Noelle Velentzas, 28, and Asia Siddiqui, 31, both wore blue prison garb as their attorneys entered the pleas on their behalf to an indictment charging them each with a count of conspiring to use a weapon of mass destruction and teaching how to make such a devise. Siddiqui was also charged with lying to FBI agents.

An attorney for Siddiqui said he plans on fighting the charges. Velentzas, donning a hijab, smiled at supporters in the gallery as she was brought into the court. Those supporters declined to speak to reporters.

The women were arrested by FBI agents and NYPD officers last month after a sting operation involving a wired female undercover officer. A search of their Queens homes yielded three gas tanks, a pressure cooker, fertilizer, handwritten notes on the recipes for bomb making and jihadist literature, according to court papers.

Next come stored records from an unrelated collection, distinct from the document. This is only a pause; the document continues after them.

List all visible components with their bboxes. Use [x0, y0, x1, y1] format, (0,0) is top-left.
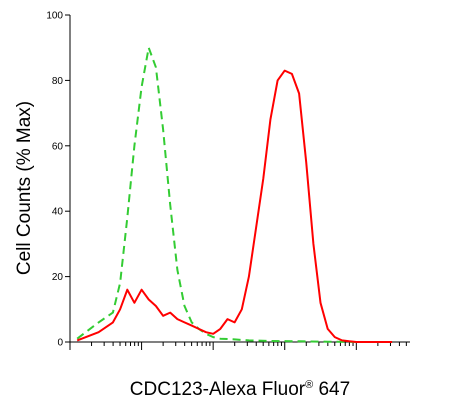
x-axis-title: CDC123-Alexa Fluor® 647 — [130, 379, 350, 400]
y-tick-label: 80 — [52, 76, 64, 87]
y-tick-label: 0 — [57, 338, 63, 349]
series-line-1 — [76, 46, 393, 343]
series-line-2 — [76, 69, 393, 343]
y-axis-title: Cell Counts (% Max) — [14, 101, 35, 275]
series-group — [76, 46, 393, 343]
y-tick-label: 100 — [46, 11, 63, 22]
registered-mark: ® — [305, 379, 313, 391]
x-axis-title-suffix: 647 — [313, 379, 350, 400]
y-tick-label: 60 — [52, 141, 64, 152]
y-axis: 0 20 40 60 80 100 — [46, 11, 70, 349]
x-axis — [69, 342, 407, 350]
x-axis-title-main: CDC123-Alexa Fluor — [130, 379, 306, 400]
y-tick-label: 20 — [52, 272, 64, 283]
plot-frame — [69, 15, 410, 343]
y-tick-label: 40 — [52, 207, 64, 218]
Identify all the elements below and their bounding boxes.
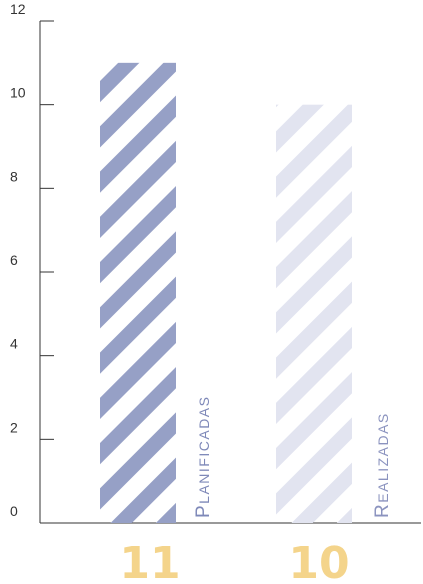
category-label-planificadas: PLANIFICADAS [193, 396, 214, 519]
y-tick-label-4: 4 [10, 336, 18, 352]
labels: PLANIFICADAS REALIZADAS 11 10 [119, 396, 393, 584]
y-tick-label-6: 6 [10, 252, 18, 268]
y-tick-label-10: 10 [10, 85, 26, 101]
bar-planificadas [100, 62, 176, 523]
category-label-realizadas: REALIZADAS [372, 412, 393, 518]
bar-realizadas [276, 104, 352, 524]
value-label-planificadas: 11 [119, 538, 180, 584]
y-tick-label-8: 8 [10, 168, 18, 184]
value-label-realizadas: 10 [288, 538, 349, 584]
bars [100, 62, 352, 524]
axes: 0 2 4 6 8 10 12 [10, 1, 421, 524]
y-tick-label-0: 0 [10, 503, 18, 519]
y-tick-label-12: 12 [10, 1, 26, 17]
y-tick-label-2: 2 [10, 419, 18, 435]
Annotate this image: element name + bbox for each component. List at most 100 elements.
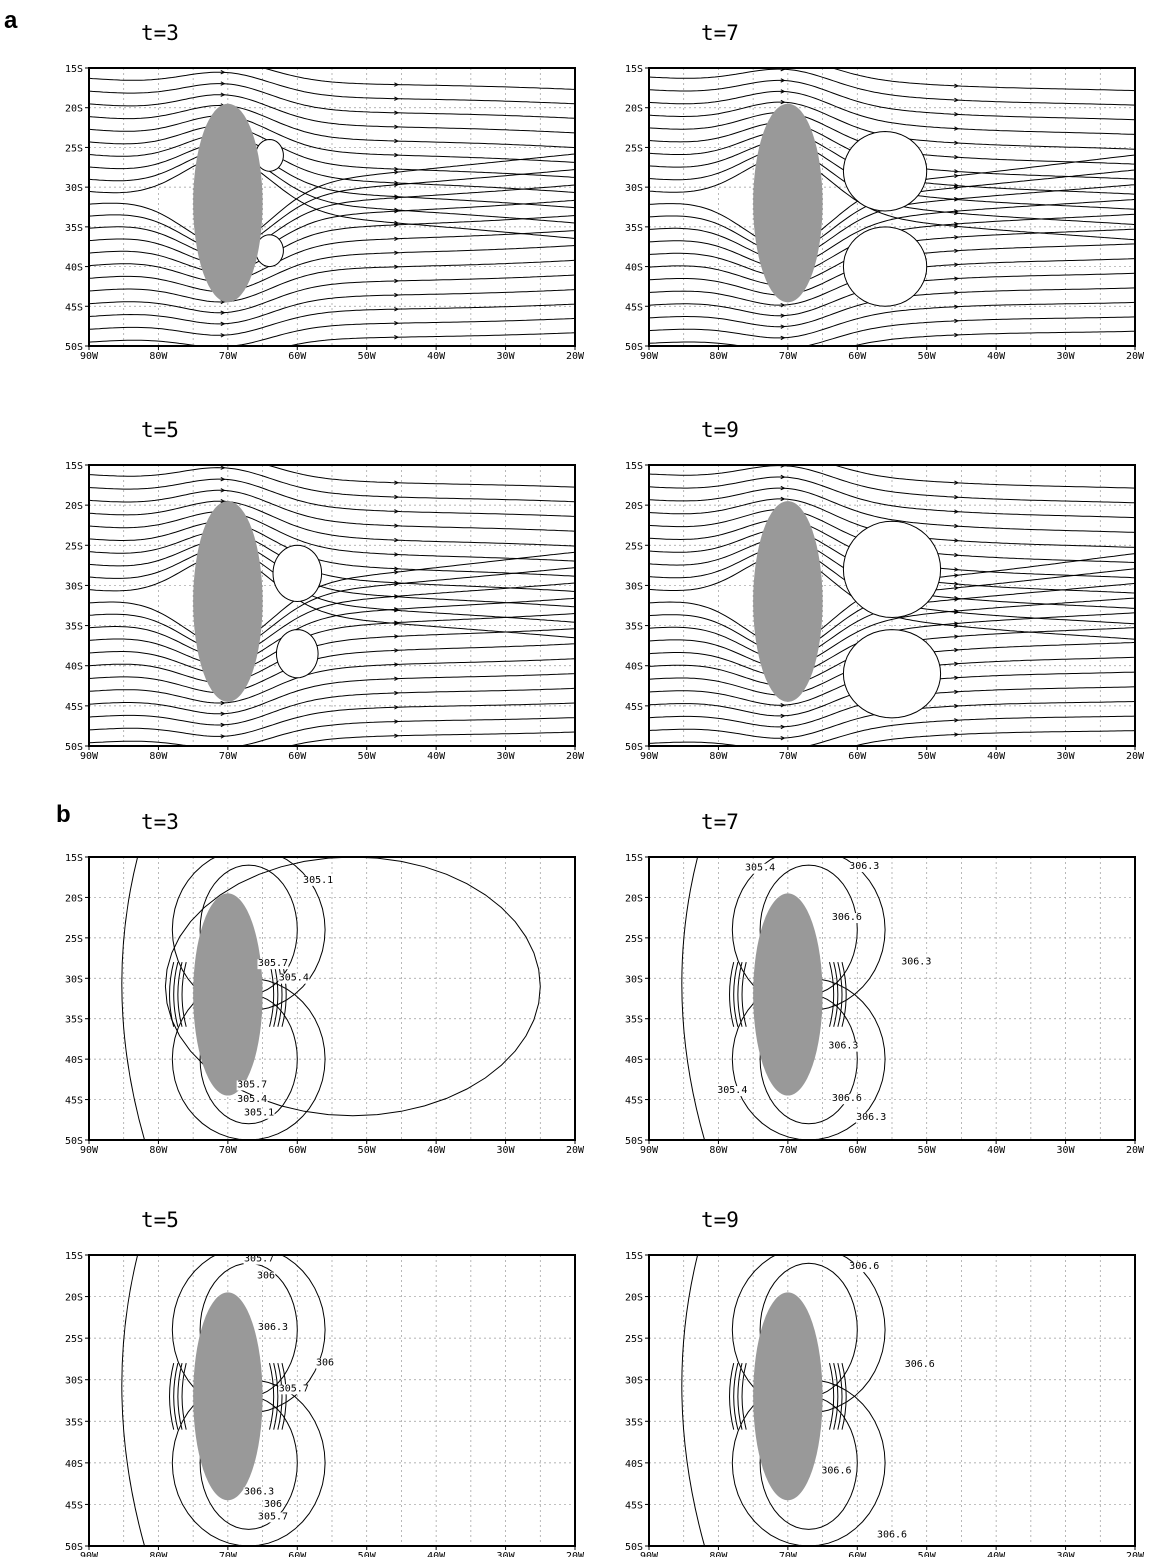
panel-title: t=9 bbox=[701, 1208, 739, 1232]
contour-label: 306.3 bbox=[856, 1112, 886, 1123]
flow-arrow bbox=[220, 70, 226, 75]
streamline bbox=[649, 156, 1135, 241]
contour-label: 305.4 bbox=[237, 1094, 267, 1105]
contour-line bbox=[273, 1362, 279, 1430]
panel-title: t=7 bbox=[701, 810, 739, 834]
contour-label-bg bbox=[848, 862, 880, 873]
y-tick-label: 15S bbox=[625, 461, 643, 472]
panel-a-t5: t=5 90W 80W 70W 60W 50W 40W 30W 20W 15S 20S 25S 30S 3… bbox=[65, 418, 585, 762]
x-tick-label: 70W bbox=[779, 351, 798, 362]
x-tick-label: 80W bbox=[149, 751, 168, 762]
y-tick-label: 50S bbox=[65, 1136, 83, 1147]
y-tick-label: 20S bbox=[625, 501, 643, 512]
vortex-ring bbox=[842, 130, 928, 212]
flow-arrow bbox=[954, 140, 960, 146]
y-tick-label: 50S bbox=[65, 1542, 83, 1553]
y-tick-label: 25S bbox=[65, 541, 83, 552]
flow-arrow bbox=[954, 573, 960, 578]
flow-arrow bbox=[394, 96, 400, 101]
flow-arrow bbox=[780, 78, 786, 83]
panel-a-t3: t=3 90W 80W 70W 60W 50W 40W 30W 20W 15S 20S 25S 30S 3… bbox=[65, 21, 585, 362]
streamline bbox=[649, 476, 1135, 519]
flow-arrow bbox=[954, 621, 960, 626]
flow-arrow bbox=[780, 313, 786, 318]
y-tick-label: 35S bbox=[65, 1015, 83, 1026]
flow-arrow bbox=[954, 332, 960, 338]
flow-arrow bbox=[394, 690, 400, 696]
streamline bbox=[851, 330, 1135, 346]
y-tick-label: 15S bbox=[625, 1251, 643, 1262]
contour-label: 305.4 bbox=[717, 1085, 747, 1096]
streamline bbox=[852, 730, 1135, 746]
contour-line bbox=[121, 1255, 146, 1546]
contour-label: 306.6 bbox=[832, 912, 862, 923]
y-tick-label: 15S bbox=[625, 853, 643, 864]
streamline bbox=[89, 521, 575, 577]
y-tick-label: 20S bbox=[65, 104, 83, 115]
streamline bbox=[89, 303, 575, 336]
mountain bbox=[193, 1292, 263, 1501]
streamline bbox=[89, 643, 575, 694]
flow-arrow bbox=[394, 292, 400, 298]
contour-label-bg bbox=[855, 1112, 887, 1123]
streamline bbox=[830, 68, 1135, 92]
y-tick-label: 25S bbox=[625, 1334, 643, 1345]
y-tick-label: 45S bbox=[625, 702, 643, 713]
contour-line bbox=[171, 977, 326, 1140]
flow-arrow bbox=[954, 732, 960, 737]
y-tick-label: 45S bbox=[625, 1500, 643, 1511]
flow-arrow bbox=[394, 264, 400, 270]
flow-arrow bbox=[954, 523, 960, 529]
flow-arrow bbox=[780, 99, 786, 105]
panel-a-t9: t=9 90W 80W 70W 60W 50W 40W 30W 20W 15S 20S 25S 30S 3… bbox=[625, 418, 1145, 762]
streamline bbox=[265, 465, 575, 488]
streamline bbox=[649, 715, 1135, 746]
flow-arrow bbox=[394, 166, 400, 172]
flow-arrow bbox=[954, 609, 960, 614]
plot-frame bbox=[88, 1254, 576, 1547]
x-tick-label: 20W bbox=[1126, 1551, 1145, 1557]
flow-arrow bbox=[954, 185, 960, 190]
x-tick-label: 20W bbox=[1126, 1145, 1145, 1156]
x-tick-label: 70W bbox=[779, 751, 798, 762]
contour-label-bg bbox=[820, 1466, 852, 1477]
x-tick-label: 60W bbox=[288, 351, 307, 362]
streamline bbox=[89, 567, 575, 652]
streamline bbox=[89, 478, 575, 517]
streamline bbox=[89, 274, 575, 314]
y-tick-label: 25S bbox=[65, 934, 83, 945]
y-tick-label: 15S bbox=[65, 461, 83, 472]
x-tick-label: 30W bbox=[497, 1551, 516, 1557]
y-tick-label: 50S bbox=[625, 742, 643, 753]
x-tick-label: 20W bbox=[1126, 751, 1145, 762]
y-tick-label: 20S bbox=[625, 1293, 643, 1304]
flow-arrow bbox=[394, 170, 400, 175]
contour-label: 306.3 bbox=[849, 861, 879, 872]
contour-line bbox=[829, 961, 835, 1027]
x-tick-label: 70W bbox=[219, 1145, 238, 1156]
contour-label: 306.6 bbox=[821, 1466, 851, 1477]
x-tick-label: 40W bbox=[427, 351, 446, 362]
vortex bbox=[275, 629, 319, 679]
x-tick-label: 90W bbox=[80, 1145, 99, 1156]
contour-label: 305.1 bbox=[244, 1108, 274, 1119]
y-tick-label: 40S bbox=[65, 1055, 83, 1066]
contour-label-bg bbox=[257, 1512, 289, 1523]
streamline bbox=[89, 259, 575, 303]
plot-frame bbox=[648, 856, 1136, 1141]
contour-line bbox=[833, 1362, 839, 1430]
y-tick-label: 30S bbox=[625, 1376, 643, 1387]
flow-arrow bbox=[780, 335, 786, 341]
flow-arrow bbox=[954, 318, 960, 324]
flow-arrow bbox=[954, 276, 960, 281]
x-tick-label: 40W bbox=[427, 1551, 446, 1557]
x-tick-label: 60W bbox=[288, 1551, 307, 1557]
streamline bbox=[89, 230, 575, 283]
y-tick-label: 35S bbox=[625, 1015, 643, 1026]
y-tick-label: 35S bbox=[65, 622, 83, 633]
y-tick-label: 50S bbox=[625, 1136, 643, 1147]
contour-label-bg bbox=[900, 957, 932, 968]
contour-line bbox=[729, 1362, 735, 1430]
streamline bbox=[89, 149, 575, 224]
flow-arrow bbox=[954, 248, 960, 254]
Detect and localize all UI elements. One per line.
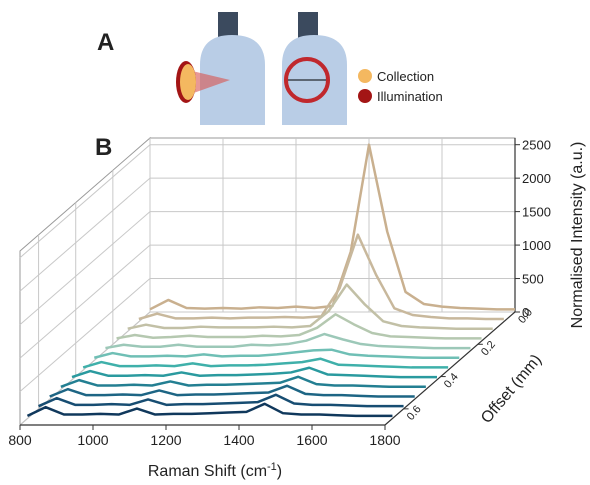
legend-label: Collection bbox=[377, 69, 434, 84]
spectrum-line bbox=[105, 332, 471, 350]
panel-label: B bbox=[95, 134, 112, 161]
bottle bbox=[200, 35, 265, 125]
bottle-cap bbox=[218, 12, 238, 40]
back-wall bbox=[149, 137, 516, 313]
y-tick-label: 1500 bbox=[522, 205, 551, 220]
spectrum-line bbox=[116, 313, 482, 340]
illumination-ring bbox=[284, 57, 330, 103]
panel-a-diagram bbox=[176, 12, 347, 125]
grid-line bbox=[19, 144, 151, 259]
spectrum-line bbox=[82, 357, 449, 369]
x-axis-label: Raman Shift (cm-1) bbox=[148, 461, 282, 480]
x-label-text: Raman Shift (cm bbox=[148, 463, 267, 480]
y-tick-label: 2500 bbox=[522, 138, 551, 153]
x-tick-label: 1400 bbox=[223, 432, 254, 448]
x-tick-label: 1600 bbox=[296, 432, 327, 448]
z-tick-label: 0.2 bbox=[479, 339, 498, 358]
legend-marker bbox=[358, 69, 372, 83]
spectrum-line bbox=[38, 393, 404, 408]
y-tick-label: 500 bbox=[522, 272, 544, 287]
y-tick-label: 0 bbox=[522, 305, 529, 320]
plot: 0 500 1000 1500 2000 2500 800 1000 1200 1400 1600 1… bbox=[8, 136, 551, 448]
y-tick-label: 2000 bbox=[522, 171, 551, 186]
spectrum-line bbox=[26, 402, 393, 418]
z-tick-label: 0.6 bbox=[405, 403, 424, 422]
z-axis-label: Offset (mm) bbox=[478, 351, 545, 426]
grid-line bbox=[19, 211, 151, 325]
z-tick-label: 0.4 bbox=[442, 371, 461, 390]
x-tick-label: 1000 bbox=[77, 432, 108, 448]
z-tick-label: 0.0 bbox=[516, 306, 535, 325]
spectrum-line bbox=[127, 283, 493, 330]
spectrum-line bbox=[149, 143, 515, 311]
x-label-end: ) bbox=[277, 463, 282, 480]
spectrum-line bbox=[71, 366, 437, 379]
legend-marker bbox=[358, 89, 372, 103]
x-tick-label: 1200 bbox=[150, 432, 181, 448]
axis-line bbox=[20, 138, 516, 426]
spectrum-line bbox=[49, 384, 415, 398]
legend: Collection Illumination bbox=[358, 69, 443, 104]
x-tick-label: 1800 bbox=[369, 432, 400, 448]
legend-label: Illumination bbox=[377, 89, 443, 104]
y-axis-label: Normalised Intensity (a.u.) bbox=[569, 142, 586, 329]
spectrum-line bbox=[60, 375, 426, 389]
bottle-cap bbox=[298, 12, 318, 40]
x-label-sup: -1 bbox=[267, 461, 277, 473]
grid-line bbox=[19, 278, 151, 392]
collection-spot bbox=[180, 64, 196, 100]
grid-line bbox=[19, 177, 151, 292]
y-tick-label: 1000 bbox=[522, 238, 551, 253]
panel-label: A bbox=[97, 29, 114, 56]
x-tick-label: 800 bbox=[8, 432, 32, 448]
light-cone bbox=[188, 70, 230, 95]
spectrum-line bbox=[93, 348, 460, 360]
grid-line bbox=[19, 244, 151, 359]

Velentzas in particular had been "obsessed" with the 2013 Boston Marathon bombings and even joked about the explosives, according to recorded conversations detailed in a complaint against the women.

Siddiqui had written jihadist poetry later published in a magazine called "Jihad Recollections" and had been in contact with the editor of al-Qaida in the Arabian Peninsula's "Inspire" magazine but lied to FBI agents about those connections, court documents show.

The women researched and started to assemble parts to make homemade bombs — including the kinds used in the 1993 World Trade Center bombing, the 1995 bombing of a federal building in Oklahoma City and the one used in the 2013 Boston Marathon attack, according to court documents.

They were arrested after Siddiqui acquired propane tanks and instructions on how to turn them into bombs, a criminal complaint suggests.

Prosecutors asked for two more weeks before the next court appearance, telling a magistrate judge that the case was complex and involved a vast amount of evidence, including recordings. They're scheduled to next appear before a judge on May 20.